Yeah, especially now. Your state and mine. Roll Eyes

I'm actually in my 5th year of "trying" to read 2-3 presidential memoirs or biographies of US Presidents per year. With my work, I can't do much more. Nixon's Memoirs was finished in October. 1200 pages! Eek Good stuff though. Agree or not with him. The guy went through absolute hell in the last 2 years and the media just ate him alive. No fox news back then to cut him some slack Wink

Not sure what I'm reading next. Thinking about Teddy Roosevelt or Woodrow Wilson.
Originally posted by mike p:
Two at the moment;

I am legend, by Richard Matheson


The Road Back, by Erich Maria Remarque

I am Legend, I really enjoyed this book!
I'm about to start Gilead by Marilynne Robinson. After that I'm moving on to Apathy and Other Small Victories by Paul Neilan.
With the passing of Arnold Newman last year, Sally Mann might be my favorite living photographer.

I started her book " Deep South" today and have been blown away.

With 123 battles of the 384 principal battles of the Cival War taking place in Virgina, she spent much time focused in Virgina.

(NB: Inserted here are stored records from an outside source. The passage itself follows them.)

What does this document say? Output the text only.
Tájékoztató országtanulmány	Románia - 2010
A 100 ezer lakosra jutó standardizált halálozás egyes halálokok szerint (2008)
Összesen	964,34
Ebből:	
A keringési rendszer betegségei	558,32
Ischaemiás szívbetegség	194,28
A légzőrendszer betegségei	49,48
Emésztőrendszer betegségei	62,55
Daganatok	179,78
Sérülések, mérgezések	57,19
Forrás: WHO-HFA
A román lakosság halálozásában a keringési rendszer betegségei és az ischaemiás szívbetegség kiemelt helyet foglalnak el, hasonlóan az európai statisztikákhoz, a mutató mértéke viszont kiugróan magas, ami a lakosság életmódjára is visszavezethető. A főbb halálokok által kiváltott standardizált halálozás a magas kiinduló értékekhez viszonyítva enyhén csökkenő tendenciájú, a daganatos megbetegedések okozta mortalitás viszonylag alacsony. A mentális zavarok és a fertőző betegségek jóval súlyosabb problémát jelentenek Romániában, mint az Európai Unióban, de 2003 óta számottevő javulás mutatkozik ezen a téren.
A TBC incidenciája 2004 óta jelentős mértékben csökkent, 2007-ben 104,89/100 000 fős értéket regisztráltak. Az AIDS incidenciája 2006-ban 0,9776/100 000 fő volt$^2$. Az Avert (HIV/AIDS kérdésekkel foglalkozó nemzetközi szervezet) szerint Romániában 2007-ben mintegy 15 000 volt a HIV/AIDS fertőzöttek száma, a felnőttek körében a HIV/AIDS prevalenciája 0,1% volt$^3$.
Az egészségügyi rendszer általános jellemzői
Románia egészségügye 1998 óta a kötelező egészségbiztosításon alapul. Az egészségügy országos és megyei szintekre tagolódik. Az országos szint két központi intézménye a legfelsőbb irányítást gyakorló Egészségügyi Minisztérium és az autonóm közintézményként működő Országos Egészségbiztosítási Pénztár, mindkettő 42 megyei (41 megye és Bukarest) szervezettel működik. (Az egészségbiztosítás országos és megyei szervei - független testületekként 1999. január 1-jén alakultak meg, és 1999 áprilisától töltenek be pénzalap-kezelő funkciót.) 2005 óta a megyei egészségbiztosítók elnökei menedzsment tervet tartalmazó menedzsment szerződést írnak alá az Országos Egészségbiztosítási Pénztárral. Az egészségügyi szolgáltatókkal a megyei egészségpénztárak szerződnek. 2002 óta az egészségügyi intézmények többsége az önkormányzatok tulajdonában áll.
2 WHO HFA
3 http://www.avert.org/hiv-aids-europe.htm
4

I look forward to working my way through her book again.

The Cobra Event. Its about biological weapons getting loose and infecting the public. Kind of a Steven King - The Stand-type plot.
Destructive Generation, Second Thoughts about the 60s by David Horowitz and Peter Collier.

The Quest for Cosmic Justice by Tom Sowell (about the elitist worldview and the real people who are casualties of such).